McKee and municipal leaders are working with a consortium of law firms to “hold pharmaceutical wholesale distributors accountable for failing to do what they were charged with doing under the federal Controlled Substances Act” – and monitor, identify and report suspicious activity in the size and frequency of opioid shipments to pharmacies and hospitals.
“As lieutenant governor and a former municipal leader, I am determined to do everything in my power to stop this epidemic from further destroying the lives of the people of Rhode Island. Ending this crisis is going to take a major collective effort that involves municipal, state and federal leaders, lawmakers, doctors, law enforcement and health officials coming together to find workable solutions,” McKee said. “But until we address the source of this epidemic and force drug makers and distributors to follow the law, our cities and towns will continue to face an uphill battle.”
Rhode Islanders continue to bear the burden of the cost of the epidemic, as the costs of treatment for addiction, education and law enforcement have continued to rise. In 2016, 336 Rhode Islanders died from drug overdose deaths, the majority of which involved opioids.
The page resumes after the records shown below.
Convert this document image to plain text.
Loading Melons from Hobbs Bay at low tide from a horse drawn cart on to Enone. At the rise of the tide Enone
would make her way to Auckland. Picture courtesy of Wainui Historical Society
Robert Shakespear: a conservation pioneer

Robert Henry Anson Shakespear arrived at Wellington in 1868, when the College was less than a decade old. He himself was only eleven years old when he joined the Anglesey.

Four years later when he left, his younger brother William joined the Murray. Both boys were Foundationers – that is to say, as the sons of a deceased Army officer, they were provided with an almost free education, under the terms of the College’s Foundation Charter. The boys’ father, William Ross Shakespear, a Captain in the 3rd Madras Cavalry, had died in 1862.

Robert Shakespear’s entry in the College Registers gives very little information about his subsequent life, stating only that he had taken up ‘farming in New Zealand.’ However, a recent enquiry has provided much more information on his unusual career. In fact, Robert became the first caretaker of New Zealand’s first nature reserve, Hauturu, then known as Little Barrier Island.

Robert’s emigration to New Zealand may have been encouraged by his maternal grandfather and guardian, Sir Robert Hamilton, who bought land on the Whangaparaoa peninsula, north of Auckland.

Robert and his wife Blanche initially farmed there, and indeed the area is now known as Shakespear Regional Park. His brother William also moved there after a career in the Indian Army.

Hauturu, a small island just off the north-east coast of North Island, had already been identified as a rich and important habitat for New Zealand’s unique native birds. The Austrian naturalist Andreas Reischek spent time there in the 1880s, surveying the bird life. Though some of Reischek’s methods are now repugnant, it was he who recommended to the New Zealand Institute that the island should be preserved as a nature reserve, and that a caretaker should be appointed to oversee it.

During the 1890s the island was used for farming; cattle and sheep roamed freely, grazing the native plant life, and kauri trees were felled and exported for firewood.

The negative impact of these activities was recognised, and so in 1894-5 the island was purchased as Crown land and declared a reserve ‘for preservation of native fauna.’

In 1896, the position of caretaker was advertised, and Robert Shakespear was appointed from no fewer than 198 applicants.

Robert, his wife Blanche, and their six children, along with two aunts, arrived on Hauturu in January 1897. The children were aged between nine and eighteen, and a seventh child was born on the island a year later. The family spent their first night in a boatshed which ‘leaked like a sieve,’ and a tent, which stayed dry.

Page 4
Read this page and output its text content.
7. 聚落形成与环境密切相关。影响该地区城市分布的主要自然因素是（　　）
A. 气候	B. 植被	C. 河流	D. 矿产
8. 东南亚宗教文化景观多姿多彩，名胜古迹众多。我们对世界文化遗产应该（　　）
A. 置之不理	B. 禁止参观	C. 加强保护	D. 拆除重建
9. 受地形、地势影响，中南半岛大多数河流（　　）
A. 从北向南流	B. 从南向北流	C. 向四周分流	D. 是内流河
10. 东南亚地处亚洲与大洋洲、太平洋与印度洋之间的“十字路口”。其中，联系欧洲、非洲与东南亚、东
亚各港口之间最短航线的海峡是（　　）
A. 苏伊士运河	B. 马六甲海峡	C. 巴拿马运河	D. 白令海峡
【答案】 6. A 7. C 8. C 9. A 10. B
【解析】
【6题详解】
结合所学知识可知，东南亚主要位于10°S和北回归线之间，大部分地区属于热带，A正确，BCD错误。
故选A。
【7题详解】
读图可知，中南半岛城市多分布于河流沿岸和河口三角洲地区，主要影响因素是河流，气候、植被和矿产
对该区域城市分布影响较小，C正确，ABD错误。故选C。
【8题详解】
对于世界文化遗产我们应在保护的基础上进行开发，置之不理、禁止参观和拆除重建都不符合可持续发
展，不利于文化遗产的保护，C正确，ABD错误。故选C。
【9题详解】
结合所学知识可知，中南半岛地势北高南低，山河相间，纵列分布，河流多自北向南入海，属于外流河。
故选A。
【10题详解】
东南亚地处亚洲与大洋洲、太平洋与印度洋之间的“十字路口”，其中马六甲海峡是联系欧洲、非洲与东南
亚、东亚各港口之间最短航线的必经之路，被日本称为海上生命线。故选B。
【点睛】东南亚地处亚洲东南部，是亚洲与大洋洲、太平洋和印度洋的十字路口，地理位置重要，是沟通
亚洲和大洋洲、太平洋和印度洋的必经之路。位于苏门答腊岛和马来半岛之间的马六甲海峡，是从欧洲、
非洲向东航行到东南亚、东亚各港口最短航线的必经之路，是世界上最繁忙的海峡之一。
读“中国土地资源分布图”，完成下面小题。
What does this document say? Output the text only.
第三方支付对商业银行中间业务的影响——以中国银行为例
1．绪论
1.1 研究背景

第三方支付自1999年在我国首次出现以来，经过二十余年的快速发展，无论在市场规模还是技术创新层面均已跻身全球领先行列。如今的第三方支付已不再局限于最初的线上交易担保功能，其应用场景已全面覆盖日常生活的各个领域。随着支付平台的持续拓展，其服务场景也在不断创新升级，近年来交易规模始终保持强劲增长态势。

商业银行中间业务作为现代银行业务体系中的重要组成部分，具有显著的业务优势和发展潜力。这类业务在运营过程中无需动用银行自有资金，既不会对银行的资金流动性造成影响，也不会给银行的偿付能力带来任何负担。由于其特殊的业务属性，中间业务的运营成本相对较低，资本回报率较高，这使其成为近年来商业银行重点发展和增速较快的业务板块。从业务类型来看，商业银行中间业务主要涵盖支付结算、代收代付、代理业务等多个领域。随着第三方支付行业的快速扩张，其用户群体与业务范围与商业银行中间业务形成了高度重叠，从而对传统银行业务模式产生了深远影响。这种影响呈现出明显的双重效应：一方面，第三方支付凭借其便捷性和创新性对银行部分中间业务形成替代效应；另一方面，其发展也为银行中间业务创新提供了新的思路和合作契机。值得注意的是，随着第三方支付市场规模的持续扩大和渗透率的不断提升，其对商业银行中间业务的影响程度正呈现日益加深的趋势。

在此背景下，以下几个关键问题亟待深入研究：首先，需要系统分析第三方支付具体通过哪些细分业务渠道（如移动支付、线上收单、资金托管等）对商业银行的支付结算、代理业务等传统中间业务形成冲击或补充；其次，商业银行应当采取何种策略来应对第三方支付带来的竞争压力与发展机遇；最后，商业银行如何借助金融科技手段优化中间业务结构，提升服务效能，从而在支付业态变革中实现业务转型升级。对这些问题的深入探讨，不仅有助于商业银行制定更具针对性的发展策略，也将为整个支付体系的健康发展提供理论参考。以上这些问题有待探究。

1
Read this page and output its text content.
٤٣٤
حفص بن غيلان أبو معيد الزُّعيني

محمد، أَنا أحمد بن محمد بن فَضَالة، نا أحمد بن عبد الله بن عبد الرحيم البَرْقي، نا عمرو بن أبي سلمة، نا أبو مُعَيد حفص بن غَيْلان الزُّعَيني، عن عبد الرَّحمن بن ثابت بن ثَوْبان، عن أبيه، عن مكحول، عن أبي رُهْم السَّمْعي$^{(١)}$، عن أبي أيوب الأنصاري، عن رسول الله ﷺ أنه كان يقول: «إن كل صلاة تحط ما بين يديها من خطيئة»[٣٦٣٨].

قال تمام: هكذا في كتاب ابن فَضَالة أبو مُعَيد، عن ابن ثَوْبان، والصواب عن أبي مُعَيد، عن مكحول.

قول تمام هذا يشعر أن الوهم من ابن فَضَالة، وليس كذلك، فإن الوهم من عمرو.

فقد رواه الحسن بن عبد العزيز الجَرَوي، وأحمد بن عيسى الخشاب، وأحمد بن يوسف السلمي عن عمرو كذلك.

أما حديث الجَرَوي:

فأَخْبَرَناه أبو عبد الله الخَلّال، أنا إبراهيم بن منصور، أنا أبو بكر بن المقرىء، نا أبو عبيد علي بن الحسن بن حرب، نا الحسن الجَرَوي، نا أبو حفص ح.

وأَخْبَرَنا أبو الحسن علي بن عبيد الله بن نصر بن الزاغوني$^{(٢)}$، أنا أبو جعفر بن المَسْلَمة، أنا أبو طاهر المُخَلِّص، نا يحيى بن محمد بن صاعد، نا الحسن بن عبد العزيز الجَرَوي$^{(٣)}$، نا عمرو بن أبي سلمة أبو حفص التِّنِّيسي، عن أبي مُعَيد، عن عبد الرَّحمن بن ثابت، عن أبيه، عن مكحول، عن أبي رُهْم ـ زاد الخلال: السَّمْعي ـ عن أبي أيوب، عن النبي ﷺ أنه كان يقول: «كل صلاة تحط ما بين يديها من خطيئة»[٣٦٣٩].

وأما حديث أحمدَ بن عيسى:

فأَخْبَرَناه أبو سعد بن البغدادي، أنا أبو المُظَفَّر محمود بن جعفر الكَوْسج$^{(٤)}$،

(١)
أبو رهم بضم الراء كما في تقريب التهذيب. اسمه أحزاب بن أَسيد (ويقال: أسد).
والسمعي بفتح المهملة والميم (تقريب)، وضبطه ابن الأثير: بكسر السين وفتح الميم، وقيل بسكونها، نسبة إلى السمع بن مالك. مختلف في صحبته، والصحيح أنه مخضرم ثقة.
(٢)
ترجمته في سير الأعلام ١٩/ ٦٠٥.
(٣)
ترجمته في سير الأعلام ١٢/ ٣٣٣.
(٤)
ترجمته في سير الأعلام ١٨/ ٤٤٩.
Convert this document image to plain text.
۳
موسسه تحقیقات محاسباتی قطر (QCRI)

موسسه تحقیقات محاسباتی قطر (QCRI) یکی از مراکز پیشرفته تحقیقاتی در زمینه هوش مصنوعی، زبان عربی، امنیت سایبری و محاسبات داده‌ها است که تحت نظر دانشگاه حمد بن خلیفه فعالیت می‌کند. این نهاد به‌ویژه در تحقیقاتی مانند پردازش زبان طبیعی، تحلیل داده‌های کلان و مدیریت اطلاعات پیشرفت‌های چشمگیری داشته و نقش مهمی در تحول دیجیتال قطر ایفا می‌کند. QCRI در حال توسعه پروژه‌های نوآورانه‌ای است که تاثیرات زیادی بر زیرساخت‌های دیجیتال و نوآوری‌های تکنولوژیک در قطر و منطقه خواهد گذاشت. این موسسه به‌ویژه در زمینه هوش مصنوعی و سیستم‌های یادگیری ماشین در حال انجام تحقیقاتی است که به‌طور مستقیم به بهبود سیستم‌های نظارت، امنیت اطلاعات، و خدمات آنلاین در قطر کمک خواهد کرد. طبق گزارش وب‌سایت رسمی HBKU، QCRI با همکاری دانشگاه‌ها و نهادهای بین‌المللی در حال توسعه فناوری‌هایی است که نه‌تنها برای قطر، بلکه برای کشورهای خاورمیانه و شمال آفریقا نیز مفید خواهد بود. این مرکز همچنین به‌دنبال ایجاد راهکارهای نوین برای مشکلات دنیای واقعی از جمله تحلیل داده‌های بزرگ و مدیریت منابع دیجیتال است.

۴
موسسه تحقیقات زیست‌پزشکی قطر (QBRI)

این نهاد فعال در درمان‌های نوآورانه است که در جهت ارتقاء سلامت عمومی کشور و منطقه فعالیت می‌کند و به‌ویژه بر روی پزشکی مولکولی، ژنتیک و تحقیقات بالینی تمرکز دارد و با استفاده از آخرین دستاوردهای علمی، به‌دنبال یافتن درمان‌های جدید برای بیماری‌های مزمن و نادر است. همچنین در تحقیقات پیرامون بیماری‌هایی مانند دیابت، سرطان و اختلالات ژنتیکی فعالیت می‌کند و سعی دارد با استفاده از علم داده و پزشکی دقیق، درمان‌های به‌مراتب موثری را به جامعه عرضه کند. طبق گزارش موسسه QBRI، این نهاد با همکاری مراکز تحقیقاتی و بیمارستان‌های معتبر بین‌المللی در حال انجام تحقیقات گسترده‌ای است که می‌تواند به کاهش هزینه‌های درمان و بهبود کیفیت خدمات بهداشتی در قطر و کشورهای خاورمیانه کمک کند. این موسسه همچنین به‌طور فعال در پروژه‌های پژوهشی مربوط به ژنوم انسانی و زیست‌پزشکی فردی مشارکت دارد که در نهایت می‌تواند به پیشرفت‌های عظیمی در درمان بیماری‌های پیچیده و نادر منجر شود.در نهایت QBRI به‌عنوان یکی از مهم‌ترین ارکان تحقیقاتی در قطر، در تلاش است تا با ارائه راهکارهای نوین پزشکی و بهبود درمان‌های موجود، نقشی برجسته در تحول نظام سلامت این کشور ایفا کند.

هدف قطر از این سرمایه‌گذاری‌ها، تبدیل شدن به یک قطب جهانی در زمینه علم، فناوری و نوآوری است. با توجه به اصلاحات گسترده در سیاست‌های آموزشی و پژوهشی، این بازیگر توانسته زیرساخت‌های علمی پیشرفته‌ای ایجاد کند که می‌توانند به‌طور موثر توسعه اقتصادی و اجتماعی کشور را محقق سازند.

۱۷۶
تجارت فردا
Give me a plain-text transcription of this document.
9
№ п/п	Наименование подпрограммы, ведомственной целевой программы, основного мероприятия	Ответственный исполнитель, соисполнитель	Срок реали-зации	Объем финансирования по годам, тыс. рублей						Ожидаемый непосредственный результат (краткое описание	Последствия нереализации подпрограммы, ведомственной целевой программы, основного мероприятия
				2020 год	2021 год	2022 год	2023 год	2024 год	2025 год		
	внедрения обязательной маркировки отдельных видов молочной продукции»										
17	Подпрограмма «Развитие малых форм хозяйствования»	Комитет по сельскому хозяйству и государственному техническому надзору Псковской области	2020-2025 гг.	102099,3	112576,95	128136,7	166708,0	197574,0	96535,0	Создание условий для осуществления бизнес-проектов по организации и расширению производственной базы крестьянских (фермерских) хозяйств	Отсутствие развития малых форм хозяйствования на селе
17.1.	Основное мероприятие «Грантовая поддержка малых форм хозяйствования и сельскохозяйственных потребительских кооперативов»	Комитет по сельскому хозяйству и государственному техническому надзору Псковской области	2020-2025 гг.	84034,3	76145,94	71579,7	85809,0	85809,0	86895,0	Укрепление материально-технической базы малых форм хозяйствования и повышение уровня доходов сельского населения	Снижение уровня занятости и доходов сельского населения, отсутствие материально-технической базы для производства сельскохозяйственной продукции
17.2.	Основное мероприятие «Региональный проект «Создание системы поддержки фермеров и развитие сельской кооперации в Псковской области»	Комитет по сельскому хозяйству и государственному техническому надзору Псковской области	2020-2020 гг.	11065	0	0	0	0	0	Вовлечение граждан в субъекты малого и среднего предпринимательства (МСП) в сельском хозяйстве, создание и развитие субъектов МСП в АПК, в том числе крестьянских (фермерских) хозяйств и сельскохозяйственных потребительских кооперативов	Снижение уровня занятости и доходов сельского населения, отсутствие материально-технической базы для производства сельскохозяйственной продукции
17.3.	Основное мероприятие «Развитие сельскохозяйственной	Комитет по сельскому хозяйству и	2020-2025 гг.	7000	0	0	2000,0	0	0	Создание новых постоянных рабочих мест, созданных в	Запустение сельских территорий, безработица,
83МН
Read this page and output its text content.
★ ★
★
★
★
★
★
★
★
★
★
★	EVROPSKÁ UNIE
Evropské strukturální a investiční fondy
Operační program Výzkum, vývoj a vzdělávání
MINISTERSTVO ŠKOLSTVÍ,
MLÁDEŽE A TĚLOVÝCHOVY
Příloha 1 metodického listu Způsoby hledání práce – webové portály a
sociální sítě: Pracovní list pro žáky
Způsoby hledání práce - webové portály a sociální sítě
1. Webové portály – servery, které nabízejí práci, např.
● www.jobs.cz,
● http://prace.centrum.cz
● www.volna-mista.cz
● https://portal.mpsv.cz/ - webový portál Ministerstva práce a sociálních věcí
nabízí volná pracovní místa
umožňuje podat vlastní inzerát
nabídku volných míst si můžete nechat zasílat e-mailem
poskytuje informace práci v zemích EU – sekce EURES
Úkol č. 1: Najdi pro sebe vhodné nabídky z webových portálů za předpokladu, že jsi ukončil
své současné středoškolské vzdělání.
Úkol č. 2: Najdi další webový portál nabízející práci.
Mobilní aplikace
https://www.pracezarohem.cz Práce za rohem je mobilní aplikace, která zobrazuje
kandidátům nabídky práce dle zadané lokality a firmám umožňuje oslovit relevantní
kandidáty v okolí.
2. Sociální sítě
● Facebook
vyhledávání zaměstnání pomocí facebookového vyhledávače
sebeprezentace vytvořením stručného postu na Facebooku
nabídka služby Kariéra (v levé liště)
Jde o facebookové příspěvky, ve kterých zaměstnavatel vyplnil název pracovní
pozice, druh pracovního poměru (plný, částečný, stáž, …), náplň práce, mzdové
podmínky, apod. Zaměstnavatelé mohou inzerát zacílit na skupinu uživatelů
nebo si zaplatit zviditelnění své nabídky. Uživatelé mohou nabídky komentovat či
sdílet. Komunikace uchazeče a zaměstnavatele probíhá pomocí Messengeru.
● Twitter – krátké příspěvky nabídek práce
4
“As municipal leaders, our job is to look out for the safety and wellbeing of the people who call our communities home,” said North Providence Mayor Charles Lombardi. “While we bear the burden of this epidemic, multi-billion dollar companies are turning a profit and ignoring the crisis they caused. On behalf of all North Providence residents, I will do everything I can to hold these companies accountable.”
The wholesale drug distributors listed as defendants in the lawsuit include McKesson, Cardinal Health and AmerisourceBergen Drug. The manufacturers listed as defendants in the lawsuit include Perdue Pharma, Teva Pharmaceutical Industries and its subsidiary Cephalon, Johnson & Johnson and its subsidiary Janssen Pharmaceuticals, Endo Health Solutions, Allergan, Activis and Watson Pharmaceuticals.
Municipal leaders have hired expert law firms, experienced in holding the powerful pharmaceutical industry accountable. Those firms include the local law firm of Hamel, Waxler, Allen & Collins; Levin, Papantonio, Thomas, Mitchell, Rafferty & Proctor; Baron & Budd; Greene Ketchum Bailey Farrell & Tweel; Hill, Peterson, Carper, Bee & Deitzler; and McHugh Fuller Law Group.
Rhode Island joins a list of other states, including New York, California, Illinois, Ohio, Kentucky and West Virginia filing suits against such manufacturers and distributors. Over 200 of these suits – referred to as multidistrict litigation – have been filed in these states thus far, according to U.S. News.